Located in the heart of the valley, the Slocan Integral Forestry Cooperative (SIFCo) manages approximately 16,000 ha of this space. It’s also where it’s implementing its Landscape level Ecosystem, Resiliency, Enhancement and Climate Change Adaptation Project— a comprehensive name that encapsulates the enormous range of actions that SIFCo is taking.

Like many Basin residents, Stephan Martineau is hyper-aware of climate change challenges. As a founding director and Manager of SIFCo, he heads an environmental stewardship team of leaders in climate change adaptation, sustainable forestry practices, community resiliency, wildfire mitigation, ecosystem-based management and economic diversification.

“We use a landscape-level perspective to make the land we manage more resilient to change and more capable of adapting to what’s coming our way,” he says. “That means we plan at a large scale—35,000 acres rather than 200, for example—and since 2008, we’ve been proactive in our response to rapidly changing climate conditions in this bioregion.”

With support from the Trust, SIFCo’s current project is enhancing and restoring ecosystem values and wildlife corridors on hundreds of hectares of locally rare flora and fauna in the Winlaw and Trozzo Creek watersheds.
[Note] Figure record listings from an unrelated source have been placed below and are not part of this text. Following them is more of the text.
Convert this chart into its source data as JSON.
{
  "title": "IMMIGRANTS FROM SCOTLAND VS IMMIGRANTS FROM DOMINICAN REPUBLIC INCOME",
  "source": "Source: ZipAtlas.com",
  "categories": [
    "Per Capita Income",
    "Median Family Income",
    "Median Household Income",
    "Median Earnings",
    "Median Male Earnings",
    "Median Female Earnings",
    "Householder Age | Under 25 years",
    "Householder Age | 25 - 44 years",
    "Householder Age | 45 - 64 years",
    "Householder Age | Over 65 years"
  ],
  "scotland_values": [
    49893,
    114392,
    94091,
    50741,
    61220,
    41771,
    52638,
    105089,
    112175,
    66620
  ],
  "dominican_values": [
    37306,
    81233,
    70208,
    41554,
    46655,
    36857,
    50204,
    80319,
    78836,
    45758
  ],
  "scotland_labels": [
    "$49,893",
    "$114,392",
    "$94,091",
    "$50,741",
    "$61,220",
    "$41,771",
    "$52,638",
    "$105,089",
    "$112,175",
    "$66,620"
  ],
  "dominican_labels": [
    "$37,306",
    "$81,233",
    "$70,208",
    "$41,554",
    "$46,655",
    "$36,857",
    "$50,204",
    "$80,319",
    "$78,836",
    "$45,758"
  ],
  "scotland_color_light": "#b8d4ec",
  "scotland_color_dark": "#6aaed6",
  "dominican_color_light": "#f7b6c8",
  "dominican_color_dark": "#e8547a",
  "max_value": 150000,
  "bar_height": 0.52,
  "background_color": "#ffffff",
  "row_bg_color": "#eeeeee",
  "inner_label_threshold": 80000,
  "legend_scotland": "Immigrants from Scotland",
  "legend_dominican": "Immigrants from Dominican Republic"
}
The project has involved four prescribed burns from 2021 to 2023, plus has an upcoming aquatic habitat restoration component.

In these historically fire-maintained ecosystems, controlled fires reset the landscape to a pre-fire suppression era, preserve soil and ecosystem structures, and create fuel breaks. SIFCo’s approach to wildfire mitigation was tested during the 5,992-ha Trozzo Creek fire of 2021, when it played an important role in slowing the spread of the wildfire that threatened Slocan Valley communities.

SIFCo is also implementing aquatic action. This will help redirect rainbow trout and other species of fish from the increasingly warmer summer temperatures of the Slocan River to Winlaw Creek, where their populations have a higher likelihood of thriving.

“Winlaw Creek is well-suited for the creation of new pools and has a canopy to keep water cool longer in the summer season,” Martineau explains.

SIFCo’s various partnerships with organizations like the British Columbia Wildfire Service, Selkirk College and the University of British Columbia create province-wide synergy—and an opportunity to collaborate on proactively building local capacity when it comes to dealing with landscapes in transition.

Martineau is thrilled that this work closely aligns with a Trust program that focuses on maintaining and improving ecological health and native biodiversity in a variety of ecosystems.

“I think we need to focus our attention specifically on large-scale impacts in a specific bioregion, such as the Slocan Valley, when we plan for adaptation,” adds Martineau. “This is one of the programs that actually offers that possibility; it’s great that it exists and it’s a real benefit to Basin communities.”